Kuasa hukum Setnov Fredrich Yunadi juga membantahnya. Ia mengatakan, kabar tersebut sengaja disebarluaskan oleh pihak yang tidak bertanggung jawab.
Sekretaris Jenderal Golkar mengatakan siap mengikuti apapun proses hukum di KPK. Hal ini menurutnya penghormatan Golkar pada hukum dan keadilan.
“Kami senantiasa menghormati proses-proses yang ada,” katanya.
Ini kali kedua KPK menetapkan Novanto sebagai tersangka kasus dugaan korupsi e-KTP. Sebelumnya, pada 17 Juli 2017, KPK menetapkan Novanto sebagai tersangka dalam kasus tersebut.
Setelah penetapan itu, Novanto selalu mangkir dari panggilan KPK dengan alasan sakit. Novanto sempat dirawat di RS Siloam Semanggi, sebelum akhirnya dipindahkan ke RS Premier Jatinegara.
Di saat bersamaan, Novanto mengajukan praperadilan ke Pengadilan Negeri Jakarta Selatan. Majelis Hakim Tunggal, Cepi Iskandar dalam amar putusannya menyatakan penetapan tersangka Novanto oleh KPK tidak sah.

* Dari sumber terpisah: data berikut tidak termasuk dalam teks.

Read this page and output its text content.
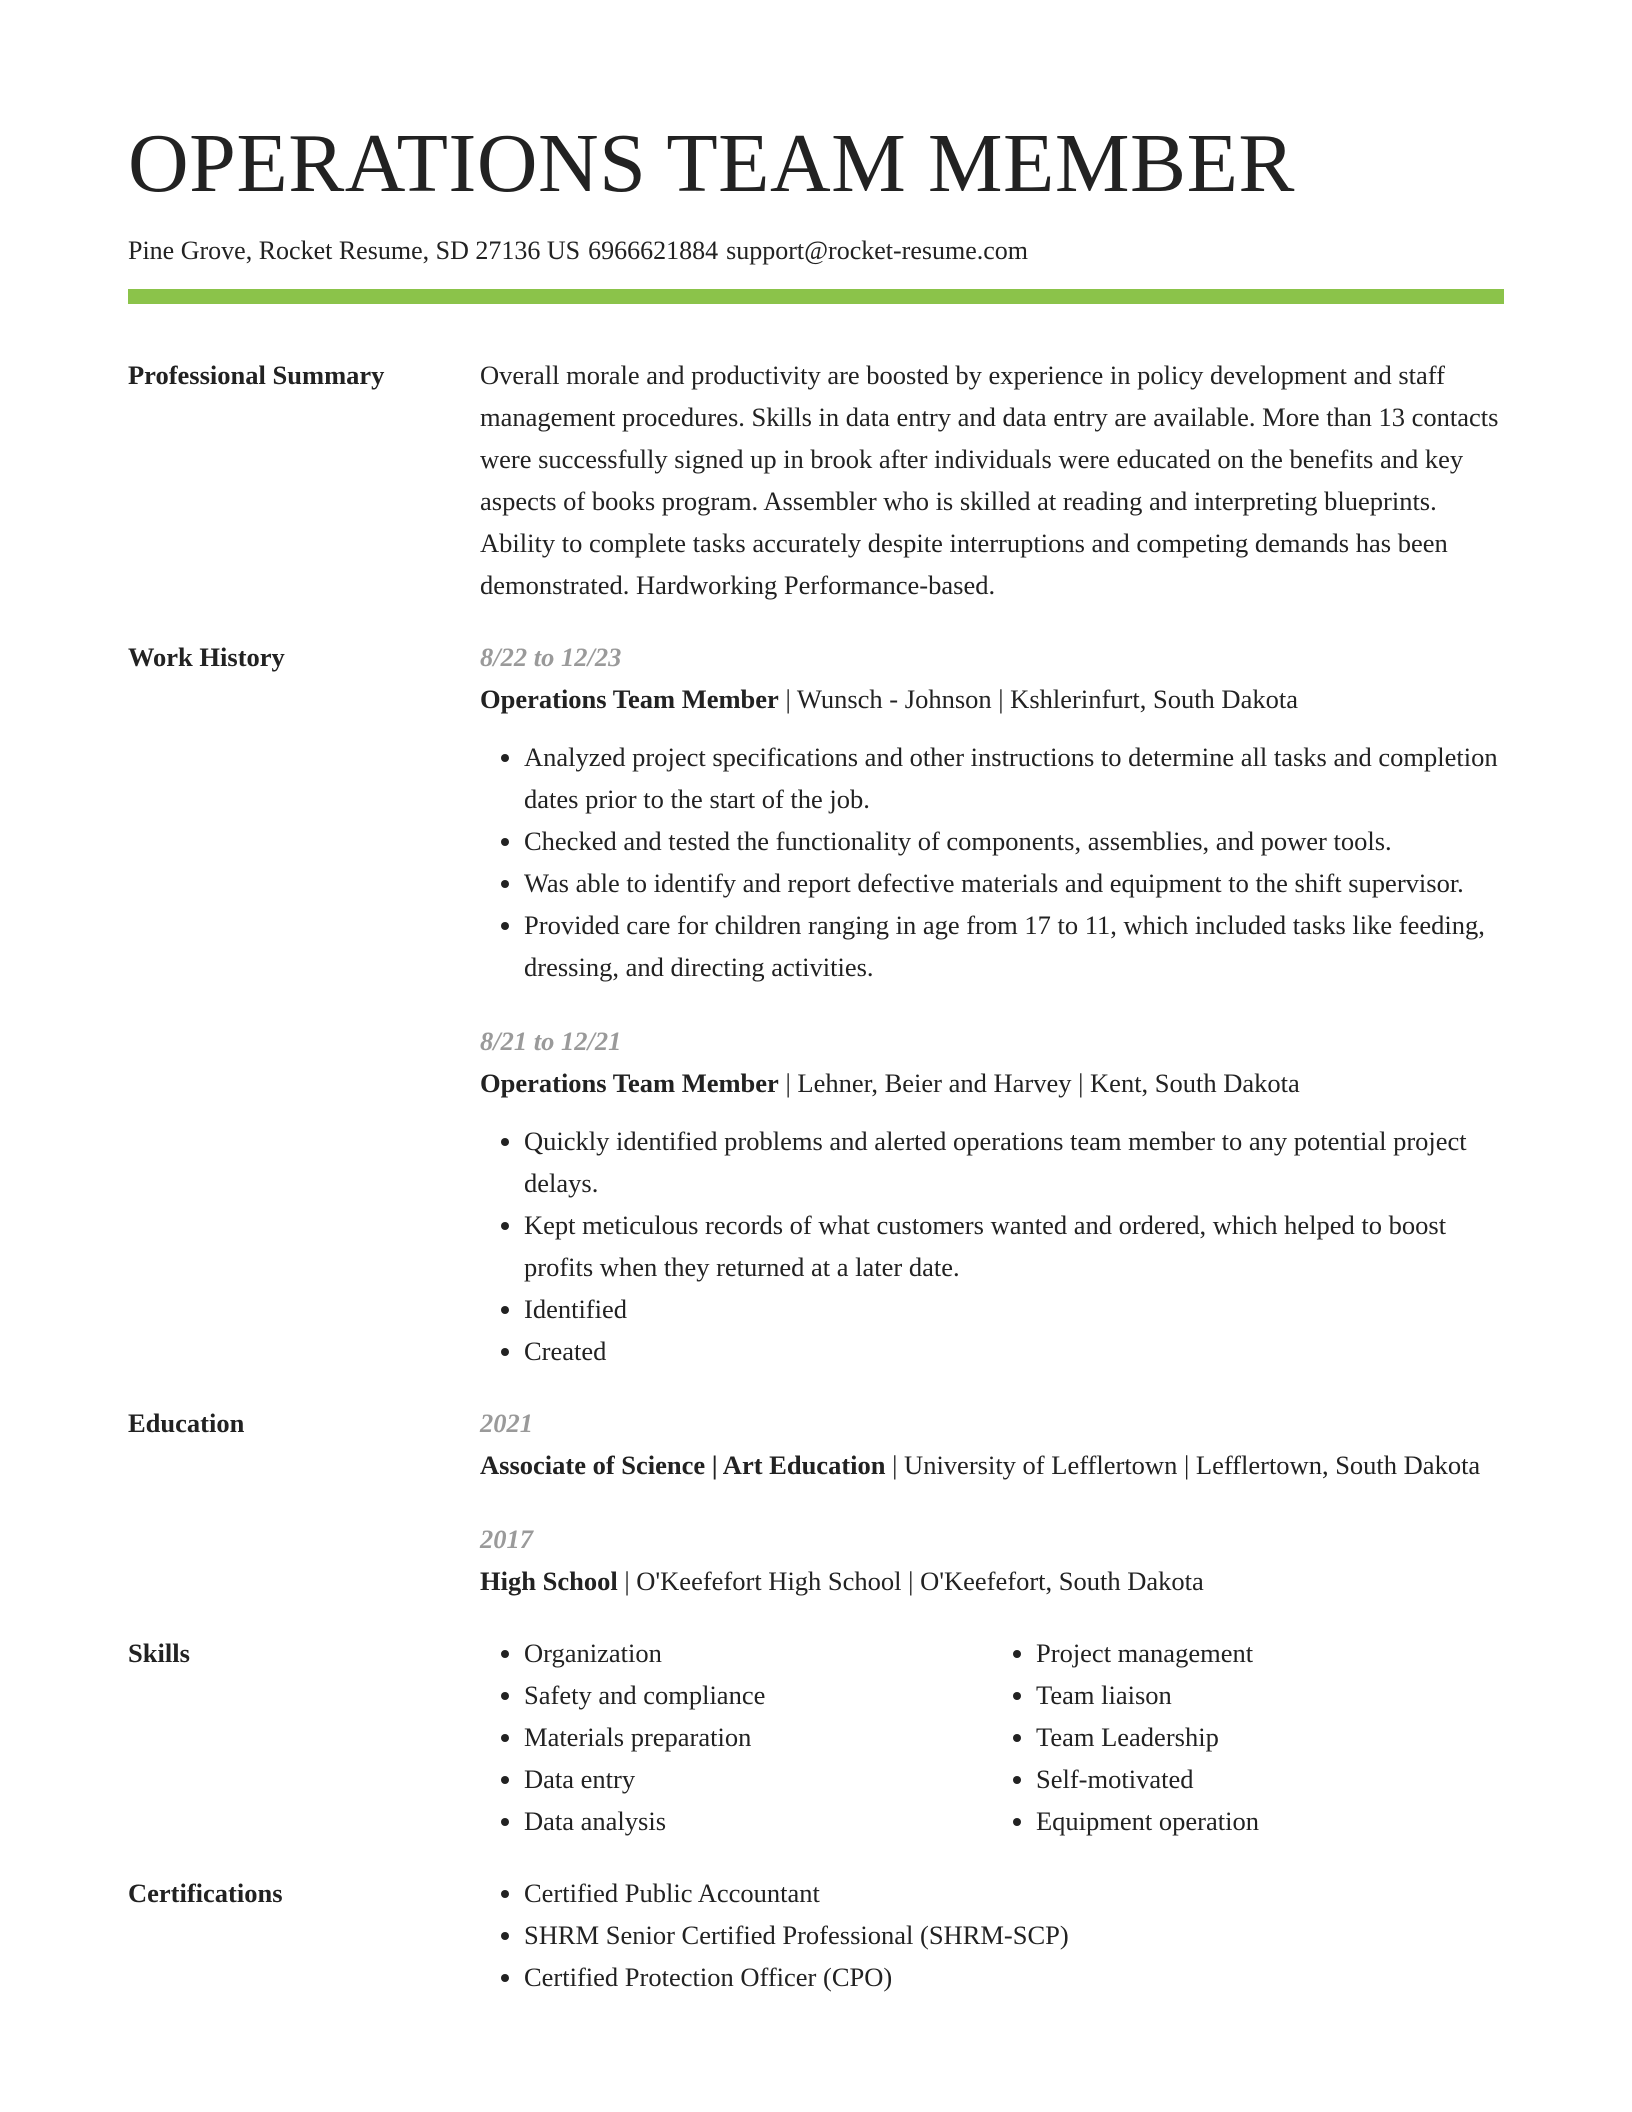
OPERATIONS TEAM MEMBER
Pine Grove, Rocket Resume, SD 27136 US 6966621884 support@rocket-resume.com
Professional Summary	Overall morale and productivity are boosted by experience in policy development and staff management procedures. Skills in data entry and data entry are available. More than 13 contacts were successfully signed up in brook after individuals were educated on the benefits and key aspects of books program. Assembler who is skilled at reading and interpreting blueprints. Ability to complete tasks accurately despite interruptions and competing demands has been demonstrated. Hardworking Performance-based.
Work History	8/22 to 12/23
Operations Team Member | Wunsch - Johnson | Kshlerinfurt, South Dakota
• Analyzed project specifications and other instructions to determine all tasks and completion dates prior to the start of the job.
• Checked and tested the functionality of components, assemblies, and power tools.
• Was able to identify and report defective materials and equipment to the shift supervisor.
• Provided care for children ranging in age from 17 to 11, which included tasks like feeding, dressing, and directing activities.
8/21 to 12/21
Operations Team Member | Lehner, Beier and Harvey | Kent, South Dakota
• Quickly identified problems and alerted operations team member to any potential project delays.
• Kept meticulous records of what customers wanted and ordered, which helped to boost profits when they returned at a later date.
• Identified
• Created
Education	2021
Associate of Science | Art Education | University of Lefflertown | Lefflertown, South Dakota
2017
High School | O'Keefefort High School | O'Keefefort, South Dakota
Skills	• Organization
• Safety and compliance
• Materials preparation
• Data entry
• Data analysis
• Project management
• Team liaison
• Team Leadership
• Self-motivated
• Equipment operation
Certifications	• Certified Public Accountant
• SHRM Senior Certified Professional (SHRM-SCP)
• Certified Protection Officer (CPO)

Dalam pertimbangannya, Cepi menilai, alat bukti yang digunakan KPK pada tersangka sebelumnya dalam perkara yang sama tidak bisa digunakan untuk tersangka selanjutnya.
Dengan putusan itu, Novanto kemudian lepas dari jerat hukum KPK dalam kasus dugaan korupsi e-KTP. (os/cnn)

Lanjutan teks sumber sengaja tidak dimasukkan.